My new photographer is taking a break I guess. So it’s back to my poor photographs. I really fail in this and other categories. (Math skills??) Abby loves to remind me of the photos I took when I went to Lafayette, Louisiana, with dear friends Jamie and Bryan. We had a blast at a Zydeco festival and my pictures showed images of people’s disembodied dancing feet. I also got a few snaps of frogs with my finger in the frame.
My thoughts this week have been about the liberation I feel at being seventy. I remember being at a conference long ago and hearing Carolyn Heilbrun, feminist writer and author of the Amanda Cross mysteries. She was celebrating her sixtieth birthday and told the group that she was thrilled because at that age women become invisible to the male gaze, so she no longer felt compelled to hold in her stomach!
While I do my best to avoid becoming invisible with my gaudy red hair and crazy clothes, I no longer give a damn about whether others approve of how I look. I dress for myself and have a great time selecting clothing and wearing fun things. It’s a kind of art form. An expression of my creativity.
The main thing I feel so good about, though, is that I am finally free to pursue whatever interests I have. I loved teaching, especially in the years before Juvie, because each day was unique and I got to hang around with fabulous young people and be a part of communities of scholars at Riverdale Country School and Charlotte Country Day. Yet, being a teacher at an independent school eats up every minute of your life not dedicated to family. There was never time to try something else or explore other passions.

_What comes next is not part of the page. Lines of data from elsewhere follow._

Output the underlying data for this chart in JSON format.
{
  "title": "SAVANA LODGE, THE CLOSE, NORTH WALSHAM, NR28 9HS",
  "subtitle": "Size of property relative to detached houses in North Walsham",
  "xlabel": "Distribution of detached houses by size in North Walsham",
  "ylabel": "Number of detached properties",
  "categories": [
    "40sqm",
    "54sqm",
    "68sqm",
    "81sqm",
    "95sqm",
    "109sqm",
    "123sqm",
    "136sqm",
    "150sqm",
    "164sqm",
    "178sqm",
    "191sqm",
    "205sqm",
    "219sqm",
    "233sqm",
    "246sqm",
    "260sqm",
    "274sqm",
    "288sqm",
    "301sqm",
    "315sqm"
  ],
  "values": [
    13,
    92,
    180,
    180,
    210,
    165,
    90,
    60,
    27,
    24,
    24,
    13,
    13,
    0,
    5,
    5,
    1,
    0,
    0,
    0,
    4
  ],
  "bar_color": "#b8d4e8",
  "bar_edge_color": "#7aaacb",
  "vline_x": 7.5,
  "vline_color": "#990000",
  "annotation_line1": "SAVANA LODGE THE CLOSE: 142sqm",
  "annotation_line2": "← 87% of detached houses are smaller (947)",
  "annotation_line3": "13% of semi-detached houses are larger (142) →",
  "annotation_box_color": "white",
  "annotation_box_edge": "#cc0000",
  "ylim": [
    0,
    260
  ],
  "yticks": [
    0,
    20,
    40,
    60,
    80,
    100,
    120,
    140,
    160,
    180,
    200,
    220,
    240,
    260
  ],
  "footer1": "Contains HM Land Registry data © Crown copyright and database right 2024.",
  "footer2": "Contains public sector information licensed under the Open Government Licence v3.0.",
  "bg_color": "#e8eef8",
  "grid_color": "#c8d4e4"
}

Now that I am not consumed by teaching I am free to flex my wings. Running a store and being my own boss have always been dreams of mine. I can finally buy and sell beautiful things, decorate the store, and be available when friends drop by to visit. I say thank you to Social Security for opening this door!
I observe other friends experiencing the same sense of freedom and purpose that I do. Some are dedicating themselves to working for political change, some to peace and social justice issues, and some spending the time they have longed for to work on their art.

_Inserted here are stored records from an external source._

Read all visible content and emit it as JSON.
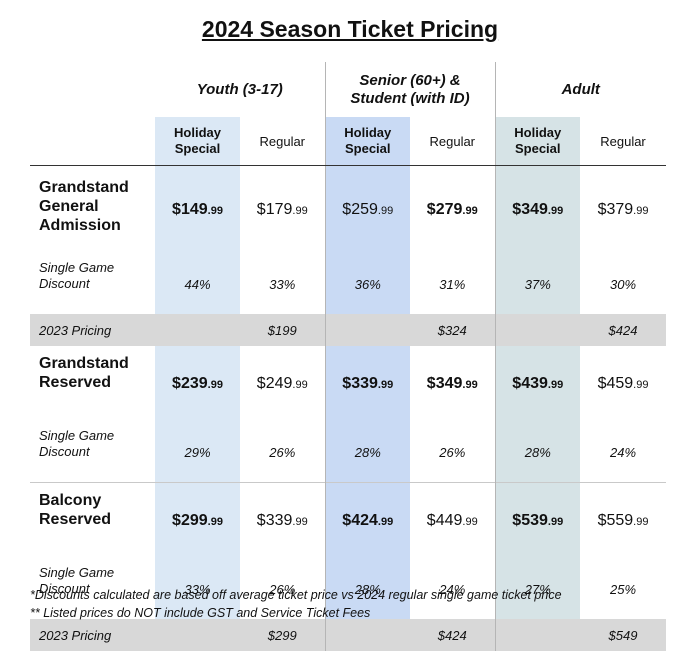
{
  "title": "2024 Season Ticket Pricing",
  "groups": [
    "Youth (3-17)",
    "Senior (60+) &\nStudent (with ID)",
    "Adult"
  ],
  "sub_holiday": "Holiday\nSpecial",
  "sub_regular": "Regular",
  "rows": {
    "ga": {
      "label": "Grandstand\nGeneral\nAdmission",
      "prices": [
        {
          "d": "$149",
          "c": ".99"
        },
        {
          "d": "$179",
          "c": ".99"
        },
        {
          "d": "$259",
          "c": ".99"
        },
        {
          "d": "$279",
          "c": ".99"
        },
        {
          "d": "$349",
          "c": ".99"
        },
        {
          "d": "$379",
          "c": ".99"
        }
      ],
      "disc_label": "Single Game\nDiscount",
      "disc": [
        "44%",
        "33%",
        "36%",
        "31%",
        "37%",
        "30%"
      ]
    },
    "prev1": {
      "label": "2023 Pricing",
      "values": [
        "$199",
        "$324",
        "$424"
      ]
    },
    "res": {
      "label": "Grandstand\nReserved",
      "prices": [
        {
          "d": "$239",
          "c": ".99"
        },
        {
          "d": "$249",
          "c": ".99"
        },
        {
          "d": "$339",
          "c": ".99"
        },
        {
          "d": "$349",
          "c": ".99"
        },
        {
          "d": "$439",
          "c": ".99"
        },
        {
          "d": "$459",
          "c": ".99"
        }
      ],
      "disc_label": "Single Game\nDiscount",
      "disc": [
        "29%",
        "26%",
        "28%",
        "26%",
        "28%",
        "24%"
      ]
    },
    "bal": {
      "label": "Balcony\nReserved",
      "prices": [
        {
          "d": "$299",
          "c": ".99"
        },
        {
          "d": "$339",
          "c": ".99"
        },
        {
          "d": "$424",
          "c": ".99"
        },
        {
          "d": "$449",
          "c": ".99"
        },
        {
          "d": "$539",
          "c": ".99"
        },
        {
          "d": "$559",
          "c": ".99"
        }
      ],
      "disc_label": "Single Game\nDiscount",
      "disc": [
        "33%",
        "26%",
        "28%",
        "24%",
        "27%",
        "25%"
      ]
    },
    "prev2": {
      "label": "2023 Pricing",
      "values": [
        "$299",
        "$424",
        "$549"
      ]
    }
  },
  "notes": [
    "*Discounts calculated are based off average ticket price vs 2024 regular single game ticket price",
    "** Listed prices do NOT include GST and Service Ticket Fees"
  ],
  "colors": {
    "youth_holiday": "#dbe8f5",
    "senior_holiday": "#c9daf4",
    "adult_holiday": "#d6e3e6",
    "prior_pricing_row": "#d8d8d8"
  }
}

I am so lucky to have such a sturdy constitution and such good health. My crazy father and his family all lived active, healthy lives into their late nineties, and God willing, I have time to explore my passions in good health.
When I was younger, I thought that getting older and not being employed full time would be like going into hibernation. I pictured myself sitting on a porch in a rocking chair waiting for the lights to go out. I should have been paying closer attention to my maternal grandfather who started a new business in his eighties. Old age doesn’t have to mean turning off the lights and locking up the doors. As long as we can, we can grow and learn.